Lavrov – not for the first time – rejected the notion that Russia was isolated over the war in Ukraine.

“We do not feel isolated at all,” TASS quoted him as telling reporters in Delhi. “The way I see it, the West is isolating itself, and this awareness will dawn upon it soon.”

“Not a single developing country – except perhaps one or two – has joined sanctions against Russia.”

He accused the West, driven by “neocolonial habits and ambitions,” of trying to “subjugate the global economy” to its own interests.

At the G20 meeting, Lavrov said he wanted to “apologize to the Indian chairmanship and our colleagues from the countries of the Global South for the improper behavior of some Western delegations that turned the work on the G20 agenda into a farce, in an attempt to shift the blame for their economic failures primarily to Russia.”

Lavrov, who held talks with Chinese Foreign Minister Qin Gang on the margins of the G20 meeting, said Moscow and Beijing have “far-reaching plans” and a “busy foreign policy agenda,” in light of their role as a “stabilizing factor in the system of international relations.”

In addition to China, several other non-Western members of the G20 have been loath to side directly against Russia over the Ukraine war.

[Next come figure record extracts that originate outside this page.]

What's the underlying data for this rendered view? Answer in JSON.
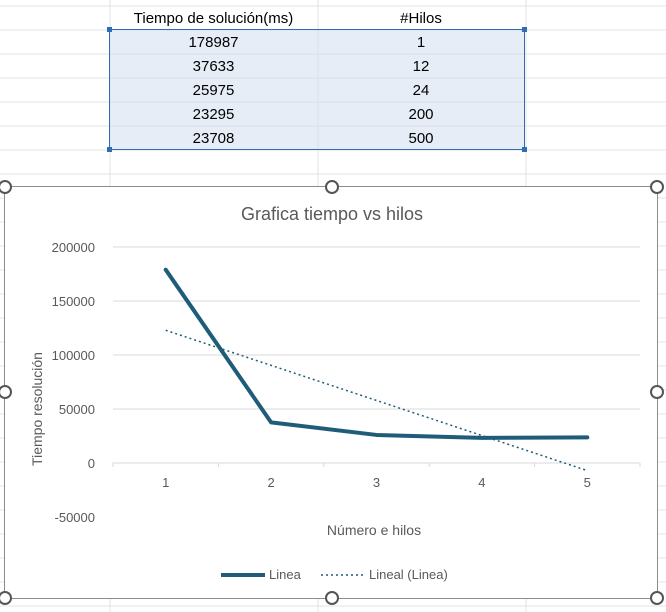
{
  "table": {
    "headers": [
      "Tiempo de solución(ms)",
      "#Hilos"
    ],
    "rows": [
      [
        "178987",
        "1"
      ],
      [
        "37633",
        "12"
      ],
      [
        "25975",
        "24"
      ],
      [
        "23295",
        "200"
      ],
      [
        "23708",
        "500"
      ]
    ]
  },
  "colors": {
    "series_line": "#1f5c7a",
    "trendline": "#1f5c7a",
    "selection_border": "#2f6db5",
    "selection_fill": "#dde6f3",
    "gridline": "#d9d9d9",
    "text": "#595959"
  },
  "chart_data": {
    "type": "line",
    "title": "Grafica tiempo vs hilos",
    "xlabel": "Número e hilos",
    "ylabel": "Tiempo resolución",
    "categories": [
      "1",
      "2",
      "3",
      "4",
      "5"
    ],
    "series": [
      {
        "name": "Linea",
        "values": [
          178987,
          37633,
          25975,
          23295,
          23708
        ]
      }
    ],
    "trendline": {
      "name": "Lineal (Linea)",
      "type": "linear",
      "of_series": "Linea"
    },
    "ylim": [
      -50000,
      200000
    ],
    "yticks": [
      -50000,
      0,
      50000,
      100000,
      150000,
      200000
    ],
    "ytick_labels": [
      "-50000",
      "0",
      "50000",
      "100000",
      "150000",
      "200000"
    ],
    "grid": true,
    "legend_position": "bottom"
  }
}
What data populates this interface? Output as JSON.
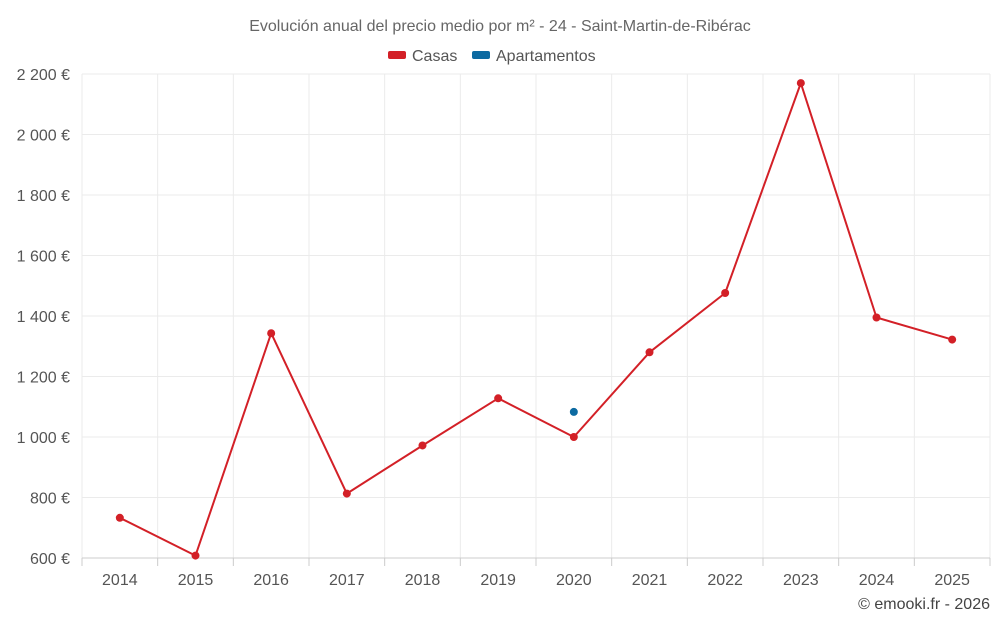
{
  "chart_data": {
    "type": "line",
    "title": "Evolución anual del precio medio por m² - 24 - Saint-Martin-de-Ribérac",
    "categories": [
      "2014",
      "2015",
      "2016",
      "2017",
      "2018",
      "2019",
      "2020",
      "2021",
      "2022",
      "2023",
      "2024",
      "2025"
    ],
    "series": [
      {
        "name": "Casas",
        "color": "#d32027",
        "values": [
          733,
          608,
          1343,
          813,
          972,
          1128,
          1000,
          1280,
          1476,
          2170,
          1395,
          1322
        ]
      },
      {
        "name": "Apartamentos",
        "color": "#0d6aa1",
        "values": [
          null,
          null,
          null,
          null,
          null,
          null,
          1083,
          null,
          null,
          null,
          null,
          null
        ]
      }
    ],
    "yaxis": {
      "ticks": [
        600,
        800,
        1000,
        1200,
        1400,
        1600,
        1800,
        2000,
        2200
      ],
      "tick_labels": [
        "600 €",
        "800 €",
        "1 000 €",
        "1 200 €",
        "1 400 €",
        "1 600 €",
        "1 800 €",
        "2 000 €",
        "2 200 €"
      ]
    },
    "ylim": [
      600,
      2200
    ],
    "grid": true,
    "legend": "top-center",
    "credit": "© emooki.fr - 2026"
  }
}
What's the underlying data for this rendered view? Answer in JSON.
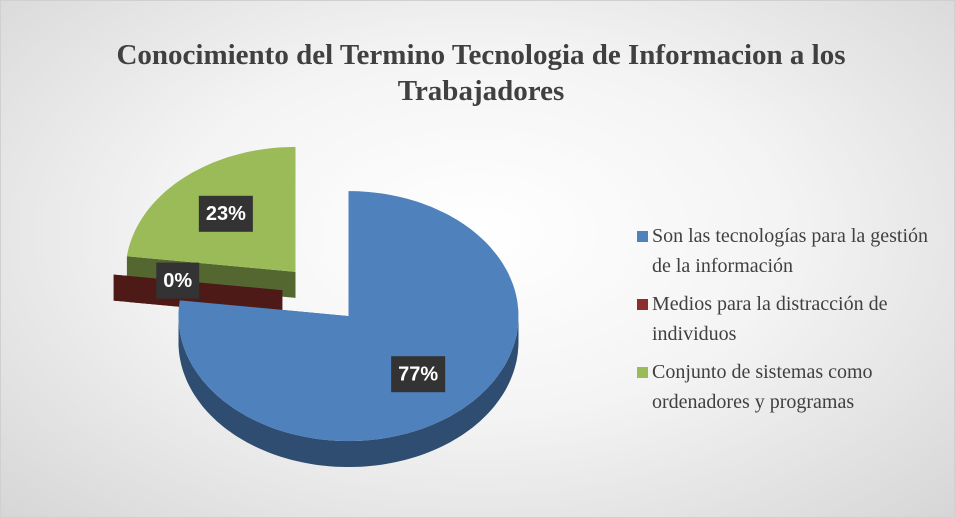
{
  "chart_data": {
    "type": "pie",
    "title": "Conocimiento del Termino Tecnologia de Informacion a los Trabajadores",
    "categories": [
      "Son las tecnologías para la gestión de la información",
      "Medios para la distracción de individuos",
      "Conjunto de sistemas como ordenadores y programas"
    ],
    "values": [
      77,
      0,
      23
    ],
    "value_labels": [
      "77%",
      "0%",
      "23%"
    ],
    "colors": [
      "#4f81bd",
      "#8c2f2c",
      "#9bbb59"
    ],
    "legend": "right"
  }
}
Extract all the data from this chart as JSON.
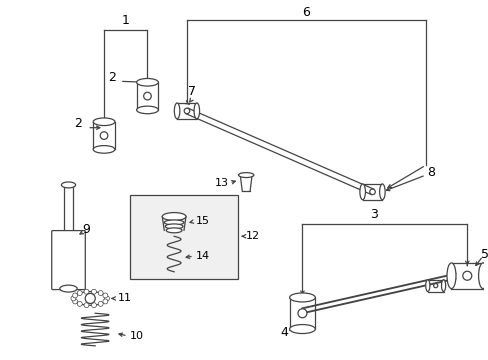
{
  "bg_color": "#ffffff",
  "line_color": "#444444",
  "text_color": "#000000",
  "figsize": [
    4.89,
    3.6
  ],
  "dpi": 100
}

Most notably, India and South Africa abstained in all six U.N. General Assembly resolutions adopted over the past year critical of the invasion. Brazil, Saudi Arabia, and Indonesia abstained in two of the votes, and Mexico in one of them.

The G20 members are Argentina, Australia, Brazil, Britain, Canada, China, France, Germany, India, Indonesia, Italy, Japan, Mexico, Russia, Saudi Arabia, South Africa, South Korea, Turkey, the United States, and the European Union.